On 17 June 2016, the Competition Appeal Tribunal published a judgment refusing permission for a claim against the polyurethane foam cartel to be tried on the fast track. The reasons given in the judgment set a high bar for any cartel damages action to be admitted to the fast track.

Breasley Pillows Ltd and others v Vita Cellular Foams (UK) Ltd and another

Last month, we reported here on the commencement of a damages claim against two members of the Vita group (“Vita”) who had participated in the polyurethane foam cartel. The claimants had applied for the claim to be designated to the fast track procedure (“FTP”).

We commented that, whilst it was the fourth claim to seek such designation, it was the first in a “traditional” antitrust damages action, but we queried whether the FTP was appropriate given the apparent size of the claim. Indeed, given the difficulty of quantifying damages in any cartel case, it has widely been envisaged that the FTP would instead be used primarily for injunctions to prevent anticompetitive conduct.

Last Friday, the CAT published the judgment of Mr Justice Roth which not only rejected the application for designation to the FTP but also indicated that the FTP would rarely be appropriate for any cartel damages action.

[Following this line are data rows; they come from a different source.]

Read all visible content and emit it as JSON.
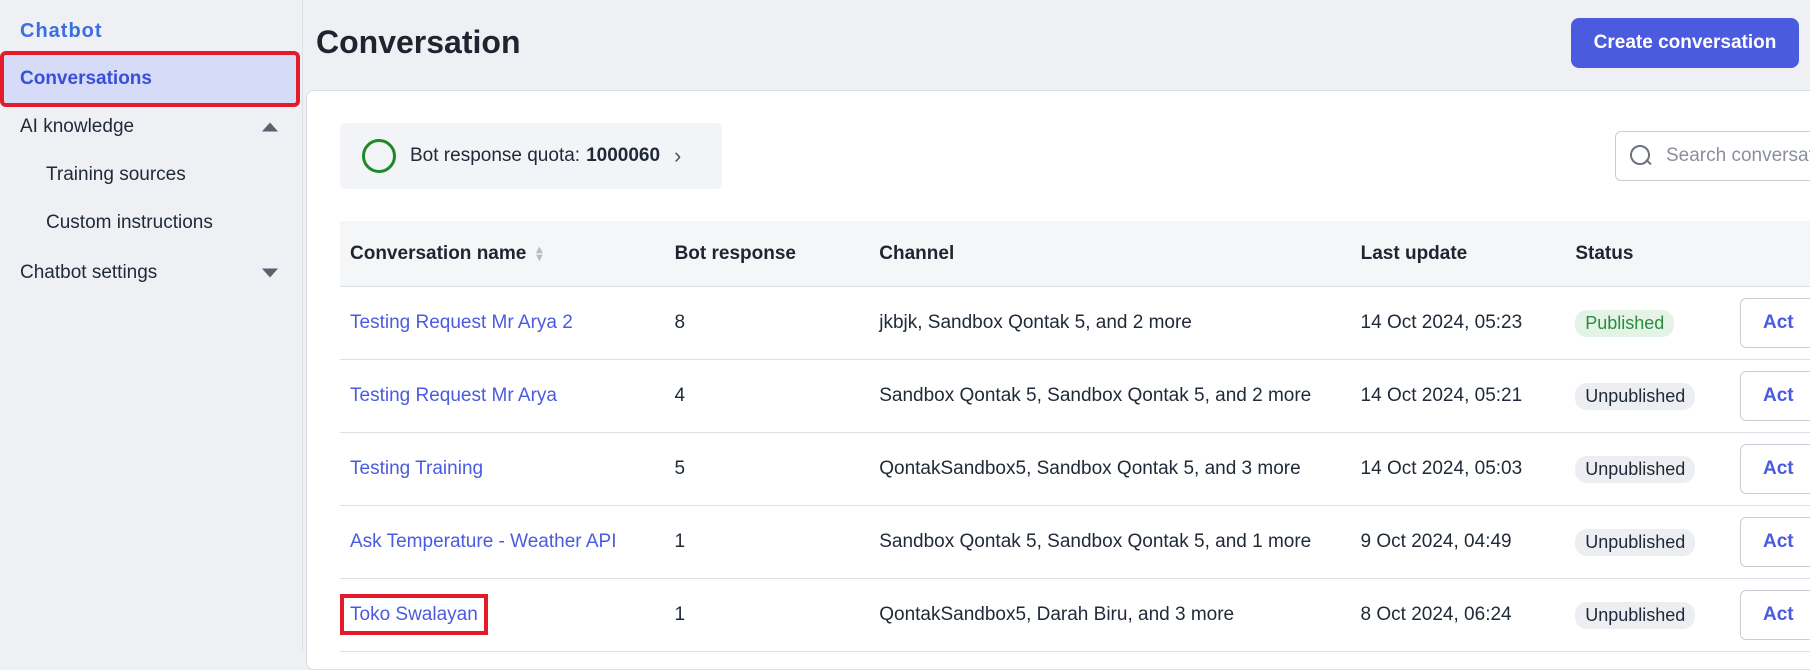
{
  "sidebar": {
    "brand": "Chatbot",
    "items": [
      {
        "label": "Conversations"
      },
      {
        "label": "AI knowledge"
      },
      {
        "label": "Training sources"
      },
      {
        "label": "Custom instructions"
      },
      {
        "label": "Chatbot settings"
      }
    ]
  },
  "header": {
    "title": "Conversation",
    "create_label": "Create conversation"
  },
  "quota": {
    "label": "Bot response quota:",
    "value": "1000060"
  },
  "search": {
    "placeholder": "Search conversation"
  },
  "table": {
    "columns": [
      "Conversation name",
      "Bot response",
      "Channel",
      "Last update",
      "Status"
    ],
    "rows": [
      {
        "name": "Testing Request Mr Arya 2",
        "bot_response": "8",
        "channel": "jkbjk, Sandbox Qontak 5, and 2 more",
        "last_update": "14 Oct 2024, 05:23",
        "status": "Published",
        "action": "Act"
      },
      {
        "name": "Testing Request Mr Arya",
        "bot_response": "4",
        "channel": "Sandbox Qontak 5, Sandbox Qontak 5, and 2 more",
        "last_update": "14 Oct 2024, 05:21",
        "status": "Unpublished",
        "action": "Act"
      },
      {
        "name": "Testing Training",
        "bot_response": "5",
        "channel": "QontakSandbox5, Sandbox Qontak 5, and 3 more",
        "last_update": "14 Oct 2024, 05:03",
        "status": "Unpublished",
        "action": "Act"
      },
      {
        "name": "Ask Temperature - Weather API",
        "bot_response": "1",
        "channel": "Sandbox Qontak 5, Sandbox Qontak 5, and 1 more",
        "last_update": "9 Oct 2024, 04:49",
        "status": "Unpublished",
        "action": "Act"
      },
      {
        "name": "Toko Swalayan",
        "bot_response": "1",
        "channel": "QontakSandbox5, Darah Biru, and 3 more",
        "last_update": "8 Oct 2024, 06:24",
        "status": "Unpublished",
        "action": "Act"
      }
    ]
  },
  "colors": {
    "accent": "#4a5be0",
    "highlight": "#e41b2a",
    "published": "#2e8a3f",
    "quota_ring": "#1d8a2a"
  }
}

He said that, whilst damages claims may be subject to the FTP:

when one is concerned with damages for a cartel, particularly where it is a cartel of several years’ duration, I think it is unlikely to come within the criteria for the FTP.

He confirmed that this was his view even in follow-on claims where the existence of the cartel is already established by a competition regulator, so the claimants need only establish that the cartel caused them loss.

He said “there may be rare follow-on cases where such a claim could qualify”, such as:

  1. where there is no suggestion that the claimants had increased their own prices to pass the loss on to their own customers;
  2. where the regulator’s decision has gone some way to quantifying the overcharge; or
  3. “conceivably” where the claimants are simply claiming repayment of the overcharge during the cartel period.

The damages claimed from Vita were far from being so restricted. They included damages for:

  1. The period after Vita left the cartel.
  2. An alleged “run-off” period after the cartel ended, whilst normal market dynamics reasserted themselves.
  3. “Umbrella” damages in respect of purchases from non-cartelists whose prices were allegedly higher because they were free from competitive constraints.
  4. An alleged “volume effect” on purchasers who passed some or all their loss on; i.e. they suffered from reduced sales as a result of their increased prices.
  5. Alleged losses from having to finance the overcharge.

The CAT noted that the disclosure required to support these claims was far in excess of what was appropriate for the fast track, and the claims would be complex to try not least because the levels of any pass-on, volume effect and financing costs would vary between the six claimants.

According to the CAT Rules, one of the criteria for fast track designation is whether the trial will be three days or less. An audacious argument by the Claimants – that this should be construed as 18 days (three per claimant) – was rejected out of hand.

Even had this argument succeeded, the claimants did not address the further difficulty that there is a mandatory six months between FTP designation and commencement of trial, which could hardly be sufficient time for claims as complex as those advanced by the claimants. They did not suggest that the six months should be multiplied by the number of claimants.

The claimants asked rhetorically how small businesses that are victims of a cartel can hope to bring a claim economically if they cannot benefit from the FTP. The Judge's response is revealing.

I have some sympathy with the claimants’ concern about costs running to several millions of pounds when they quantify their claim at less than the £9.5 million. For this reason, if for no other, issues such as disclosure will require the careful case management to which I have referred, irrespective of the fact that the claim is not dealt with under the FTP. The fact that Vita’s solicitors have indicated in correspondence that they are likely to spend £3 million on their defence does not mean that costs of that scale will be regarded as proportionate in the event that Vita should at some stage obtain an order that their costs are recoverable from the claimants.

Whilst such comments give the claimants some comfort as to the likely scope of their own costs and any adverse costs order, it remains to be seen whether it is sufficient comfort for them to continue their claim outside the FTP.

The Judge went on to acknowledge the government’s position – that the new damages regime (including the FTP) aims to empower small businesses to tackle anticompetitive behaviour – but he responded:

I, of course, recognise the importance of that policy underlying the new regime introduced by the Consumer Rights Act 2015. But that statement applies to the regime generally, including, for example, the new forms of collective action and what is there described as a “radically enhanced system of ADR”. The FTP is not designed to be the remedy for all concerns about costs. Follow-on cartel damages claims may be described as “only about causation and quantum” but they are of considerable complexity in terms of evidence and proof. Accordingly, such claims may have to be advanced by resort to various funding mechanisms such as conditional fees or damages-based agreements. I believe there is now an active market in ATE insurance and a growing market for third party funding for soundly based follow-on claims. It is through such means and not recourse to the FTP that costs problems of bringing these claims have to be addressed.